Las qu'on lui demande «Mais tu es qui? Qui représentes-tu?», il fonde en 2006 l'association «Habeshia» («sangs mêlés»), une appellation désignant les habitants de l'Erythrée et d'une partie de l'Ethiopie. Souvent aussi, les appels viennent du désert, d'abord du Sinaï égyptien et maintenant des zones frontalières du sud libyen, où des bandes de ravisseurs retiennent et torturent des migrants afin d'extorquer des rançons à leur famille.

«Une personne magnifique»

Dans certains cas, les donateurs de Habeshia ont contribué à compléter ces rançons. «J'ai privilégié les jeunes filles qui devaient être vendues comme esclaves sexuelles dans les pays arabes, ainsi que les femmes enceintes», raconte «Don Mosé». Quand les migrants ne peuvent pas payer, il arrive aussi que les trafiquants les contraignent à des prélèvements d'organes sans aucun soin, dénonce-t-il.

Au total, en plus des milliers de morts et disparus en mer, au moins 3.000 personnes ont succombé à ces trafics, assure-t-il. Mais en partie grâce à lui, des dizaines de milliers d'autres réfugiés érythréens ont survécu, dont beaucoup sont maintenant installés en Suède.

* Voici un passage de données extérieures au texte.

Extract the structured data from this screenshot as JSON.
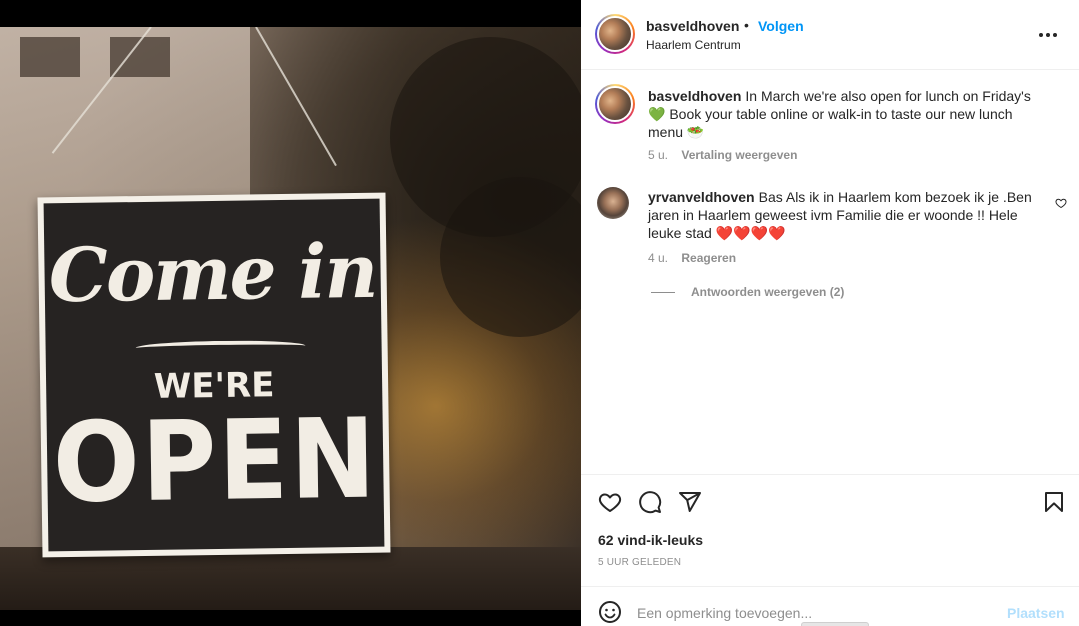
{
  "post": {
    "author": "basveldhoven",
    "follow_label": "Volgen",
    "separator": "•",
    "location": "Haarlem Centrum"
  },
  "image": {
    "sign_line1": "Come in",
    "sign_line2": "WE'RE",
    "sign_line3": "OPEN"
  },
  "caption": {
    "username": "basveldhoven",
    "text_part1": "In March we're also open for lunch on Friday's",
    "green_heart": "💚",
    "text_part2": "Book your table online or walk-in to taste our new lunch menu",
    "food_emoji": "🥗",
    "time": "5 u.",
    "translate_label": "Vertaling weergeven"
  },
  "comments": [
    {
      "username": "yrvanveldhoven",
      "text": "Bas Als ik in Haarlem kom bezoek ik je .Ben jaren in Haarlem geweest ivm Familie die er woonde !! Hele leuke stad",
      "hearts": "❤️❤️❤️❤️",
      "time": "4 u.",
      "reply_label": "Reageren",
      "view_replies_label": "Antwoorden weergeven (2)"
    }
  ],
  "actions": {
    "likes_label": "62 vind-ik-leuks",
    "posted_label": "5 uur geleden"
  },
  "add_comment": {
    "placeholder": "Een opmerking toevoegen...",
    "post_label": "Plaatsen"
  },
  "colors": {
    "link_blue": "#0095f6",
    "post_disabled_blue": "#b2dffc",
    "muted_text": "#8e8e8e",
    "text": "#262626"
  },
  "icons": [
    "more-icon",
    "heart-icon",
    "comment-icon",
    "share-icon",
    "bookmark-icon",
    "emoji-icon",
    "small-heart-icon"
  ]
}
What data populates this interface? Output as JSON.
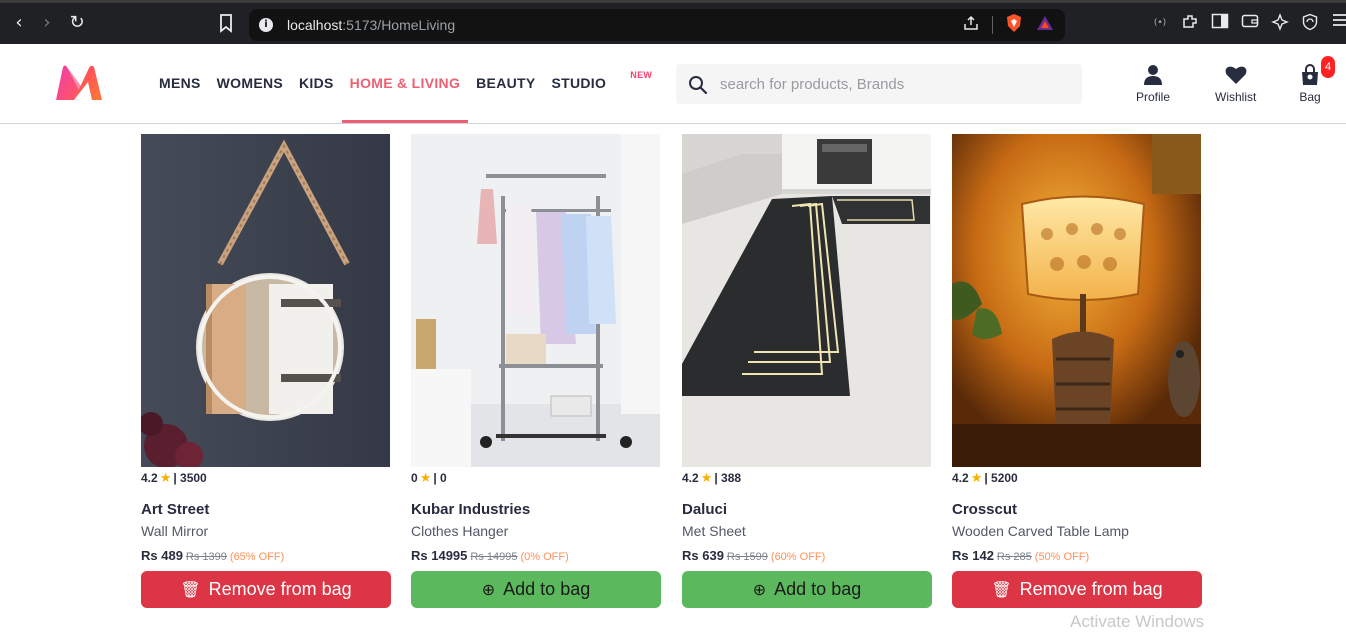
{
  "browser": {
    "back_icon": "‹",
    "forward_icon": "›",
    "reload_icon": "↻",
    "url_host": "localhost",
    "url_path": ":5173/HomeLiving"
  },
  "header": {
    "menu": [
      {
        "label": "MENS"
      },
      {
        "label": "WOMENS"
      },
      {
        "label": "KIDS"
      },
      {
        "label": "HOME & LIVING"
      },
      {
        "label": "BEAUTY"
      },
      {
        "label": "STUDIO"
      }
    ],
    "studio_badge": "NEW",
    "search_placeholder": "search for products, Brands",
    "profile_label": "Profile",
    "wishlist_label": "Wishlist",
    "bag_label": "Bag",
    "bag_count": "4",
    "accent_color": "#ee5f73"
  },
  "products": [
    {
      "rating": "4.2",
      "reviews": "| 3500",
      "brand": "Art Street",
      "type": "Wall Mirror",
      "price": "Rs 489",
      "mrp": "Rs 1399",
      "discount": "(65% OFF)",
      "cta_label": "Remove from bag",
      "cta_icon": "trash-icon",
      "in_bag": true
    },
    {
      "rating": "0",
      "reviews": "| 0",
      "brand": "Kubar Industries",
      "type": "Clothes Hanger",
      "price": "Rs 14995",
      "mrp": "Rs 14995",
      "discount": "(0% OFF)",
      "cta_label": "Add to bag",
      "cta_icon": "plus-circle-icon",
      "in_bag": false
    },
    {
      "rating": "4.2",
      "reviews": "| 388",
      "brand": "Daluci",
      "type": "Met Sheet",
      "price": "Rs 639",
      "mrp": "Rs 1599",
      "discount": "(60% OFF)",
      "cta_label": "Add to bag",
      "cta_icon": "plus-circle-icon",
      "in_bag": false
    },
    {
      "rating": "4.2",
      "reviews": "| 5200",
      "brand": "Crosscut",
      "type": "Wooden Carved Table Lamp",
      "price": "Rs 142",
      "mrp": "Rs 285",
      "discount": "(50% OFF)",
      "cta_label": "Remove from bag",
      "cta_icon": "trash-icon",
      "in_bag": true
    }
  ],
  "watermark": "Activate Windows"
}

«Mussie Zerai est une personne magnifique (...), un homme admiré de tous. Il se rend toujours disponible, se bat sans relâche pour les réfugiés», témoigne Meron Estefanos, directrice de l'Eritrean Initiative on Refugee Rights en Suède.

Partageant son temps entre son association à Rome et son travail auprès des catholiques éthiopiens et érythréens en Suisse, le père Zerai n'a pas renié son passé de migrant. À Rome, «je suis hôte du Vatican mais je n'y ai pas de bureau». En Suisse, «là aussi je n'ai pas de maison, je circule dans tout le pays». «Je suis un itinérant», raconte-t-il.